Our large panel illustrates one of the mythological subjects recounted in Ovid's Metamorphoses, The Rape of Europe.
Europe is the daughter of the rulers of Tire in Phenicia, present-day Lebanon. Of great beauty, she is coveted by Zeus. The king of the gods dresses up as a white bull to approach her on a beach where she is walking. When Europe approaches to pet him the bull lies down inviting him to ride on his back. Zeus kidnaps Europe and flees across the sea to Crete.
Our painter interprets the subject like most artists of the early 17th century, with an emphasis on beautiful, largely naked women and the lush landscape.
On the left of the painting we observe the following and the companions of beautiful Europe on the edge of a grove, grouped on the shore. A few of her nymphs raise their arms in surprise while others seem to ignore the event and enjoy the rest.
While on the right the princess, mounted on the back of the white bull adorned with garlands of flowers brought by the nymphs, walks away towards the sea.
The real interest of our panel is the combination of different genres so dear to Antwerp masters, the landscape made up of a terrestrial part with bushy trees and an aquatic part, dominated by several figures of young women and embellished with a profusion of details such as flowers, fruits and seashells. This association between land and sea offers here a beautiful contrast and is an asset for the composition.

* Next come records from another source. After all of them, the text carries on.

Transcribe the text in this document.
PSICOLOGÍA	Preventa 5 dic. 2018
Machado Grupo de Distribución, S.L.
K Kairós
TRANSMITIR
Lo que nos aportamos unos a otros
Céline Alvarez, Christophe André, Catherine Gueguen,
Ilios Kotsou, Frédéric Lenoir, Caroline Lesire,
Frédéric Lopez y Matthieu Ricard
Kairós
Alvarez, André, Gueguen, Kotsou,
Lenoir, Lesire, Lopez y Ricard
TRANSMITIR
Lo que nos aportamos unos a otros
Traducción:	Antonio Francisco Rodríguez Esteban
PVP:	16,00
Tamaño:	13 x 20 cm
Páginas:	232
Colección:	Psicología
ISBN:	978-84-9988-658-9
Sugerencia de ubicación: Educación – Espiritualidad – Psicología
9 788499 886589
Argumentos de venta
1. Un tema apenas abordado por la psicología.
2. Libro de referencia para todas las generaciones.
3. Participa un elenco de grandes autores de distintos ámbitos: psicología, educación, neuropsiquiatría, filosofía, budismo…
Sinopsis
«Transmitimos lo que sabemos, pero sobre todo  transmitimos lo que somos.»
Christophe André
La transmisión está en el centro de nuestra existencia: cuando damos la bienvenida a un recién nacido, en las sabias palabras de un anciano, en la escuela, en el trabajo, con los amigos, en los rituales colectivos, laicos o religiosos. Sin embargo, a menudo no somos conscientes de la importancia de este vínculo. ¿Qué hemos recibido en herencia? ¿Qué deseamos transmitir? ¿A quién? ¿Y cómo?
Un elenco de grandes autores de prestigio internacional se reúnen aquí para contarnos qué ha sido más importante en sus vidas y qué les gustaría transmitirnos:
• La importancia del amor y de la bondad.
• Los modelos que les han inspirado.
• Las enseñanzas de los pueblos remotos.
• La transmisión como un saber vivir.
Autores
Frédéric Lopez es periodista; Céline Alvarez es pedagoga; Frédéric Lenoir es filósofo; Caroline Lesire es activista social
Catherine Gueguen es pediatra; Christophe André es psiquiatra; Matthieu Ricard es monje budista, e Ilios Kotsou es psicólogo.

Our artist is undeniably inspired by Jan Van Kessel for the figures of young women, but above all for this allegorical aspect of the land and the sea, not to mention the manifest influence in the landscape which occupies the entire right side, the trees with intertwined branches, laden with fruit, wild roses, as well as all the complaints that are executed by a fine and delicate brush. All its elements lead us to believe that our painter worked in the immediate entourage of the Antwerp master.
Very beautiful composition with a bright and colorful palette.
Cercle of Jan Van Kessel, mid 17th century
Oil on oak panel, dimensions: h. 65 cm, l. 90 cm
Beautiful old frame in ebonized wood and richly decorated with multiple moldings and ovens.
Framed dimensions: h. 85 cm, l. 112 cm
Jan Van Kessel (1626-1679)
Known for his still lifes, animal and flower compositions, Jan van Kessel I was inspired by the art of his grandfather Jan Brueghel de Velours (1568-1625) and that of his uncle, Jan Brueghel II (1601- 1678), where he probably formed. He was also a pupil of Simon Vos from 1634 to 1635, and became a freemaster in 1645-1646.
Jan van Kessel I nevertheless stands out for the originality of the subjects treated and the way in which they are represented. His compositions, often allegorical, take up the themes of the four natural elements or even of the four continents.